En fin de compte, j’ai éprouvé lassitude et humiliation en me voyant obligé de servir de spectacle à ce maître inconnu et inconnaissable : je me suis avisé que ce semblant de vie ne méritait pas tant de bassesses, tant de couardises flatteuses. C’est alors que je me suis mis à souhaiter ardemment ce qui me faisait auparavant horreur, je veux dire son réveil. Je me suis efforcé de remplir mon existence de spectacles si horrifiques qu’il finirait bien, dans son effroi, par se réveiller. J’ai tout tenté, tout, pour atteindre le repos de l’annihilation, j’ai tout mis en oeuvre afin d’arrêter cette triste comédie de ma vie fictive, de détruire cette dérisoire larve d’existence qui me fait semblable aux hommes vivants.
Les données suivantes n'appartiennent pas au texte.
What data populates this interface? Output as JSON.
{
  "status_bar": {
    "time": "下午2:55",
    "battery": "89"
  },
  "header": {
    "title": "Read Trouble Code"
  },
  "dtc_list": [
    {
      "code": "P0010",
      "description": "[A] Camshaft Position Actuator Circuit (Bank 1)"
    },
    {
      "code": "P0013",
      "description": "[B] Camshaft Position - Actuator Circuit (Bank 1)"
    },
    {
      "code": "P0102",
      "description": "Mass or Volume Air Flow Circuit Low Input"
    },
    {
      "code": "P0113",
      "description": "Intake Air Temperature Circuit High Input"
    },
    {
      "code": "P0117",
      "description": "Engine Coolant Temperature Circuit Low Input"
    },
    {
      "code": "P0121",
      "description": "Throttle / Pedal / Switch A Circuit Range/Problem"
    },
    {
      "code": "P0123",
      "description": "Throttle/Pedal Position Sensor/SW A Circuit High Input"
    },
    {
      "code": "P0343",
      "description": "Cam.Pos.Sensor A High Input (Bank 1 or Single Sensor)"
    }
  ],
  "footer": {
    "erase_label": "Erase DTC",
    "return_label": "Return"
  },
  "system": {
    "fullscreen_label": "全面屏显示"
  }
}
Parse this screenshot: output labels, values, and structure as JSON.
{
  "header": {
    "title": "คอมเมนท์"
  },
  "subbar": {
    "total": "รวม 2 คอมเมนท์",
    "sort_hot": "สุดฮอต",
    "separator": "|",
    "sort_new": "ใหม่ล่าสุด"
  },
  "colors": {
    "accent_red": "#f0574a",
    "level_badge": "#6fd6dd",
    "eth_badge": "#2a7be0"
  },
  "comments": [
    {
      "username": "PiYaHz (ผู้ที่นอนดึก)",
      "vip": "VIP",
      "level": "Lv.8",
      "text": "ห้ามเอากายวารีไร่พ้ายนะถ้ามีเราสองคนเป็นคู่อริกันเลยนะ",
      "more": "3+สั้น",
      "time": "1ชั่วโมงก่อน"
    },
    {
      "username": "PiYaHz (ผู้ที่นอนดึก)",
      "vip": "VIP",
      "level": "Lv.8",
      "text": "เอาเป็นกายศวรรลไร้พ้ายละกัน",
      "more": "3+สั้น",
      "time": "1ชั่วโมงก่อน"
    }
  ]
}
Nul crime ne m’a plus été étranger : aucune scélératesse ne m’a été inconnue ; je n’ai pas reculé devant les pires horreurs. J’ai tué en les torturant d’une façon raffinée des vieillards innocents ; j’ai empoisonné les eaux entières des villes et, au même moment, j’ai mis le feu aux chevelures d’une infinité de femmes. J’ai de mes dents rendues sauvages par la volonté de massacrer, mis en pièces tous les enfants que j’ai rencontrés sur mon chemin. La nuit, je recherchais la compagnie des monstres colossaux, noirs et sifflants, que les hommes ne connaissent plus : je participais à d’incroyables équipées de gnomes, de succubes, de korrigans, de fantômes ; du haut d’une montagne, je me ruais dans une vallée nue et bouleversée, entourée de cavernes remplies d’ossements blancs ; et les sorcières m’apprenaient les hurlements des fauves déchaînés qui, la nuit, font frissonner jusqu’aux hommes les plus vaillants. Mais il semble bien que celui qui me retient dans son rêve ne s’épouvante guerre de tout ce qui vous fait trembler, vous, les hommes : soit qu’il trouve son plaisir à voir ce qu’il est de plus affreux, soit qu’il n’en ait cure et qu’il en rie. Jusqu'à ce jour, je n'ai pas réussi à le réveiller, et il me faut continuer à traîner cette existence ignoble, servile et irréelle.
Qui me délivrera donc de mon rêveur? Quand poindra-t-elle, l'aurore qui le ramènera à ses occupations? Quand sonnera la cloche, quand chantera le coq, quand retentiront les voix qui le réveilleront? J’attend depuis si longtemps ma libération! J’attends avec tant d’espérance le dénouement de ce rêve idiot où je joue un rôle si monotone!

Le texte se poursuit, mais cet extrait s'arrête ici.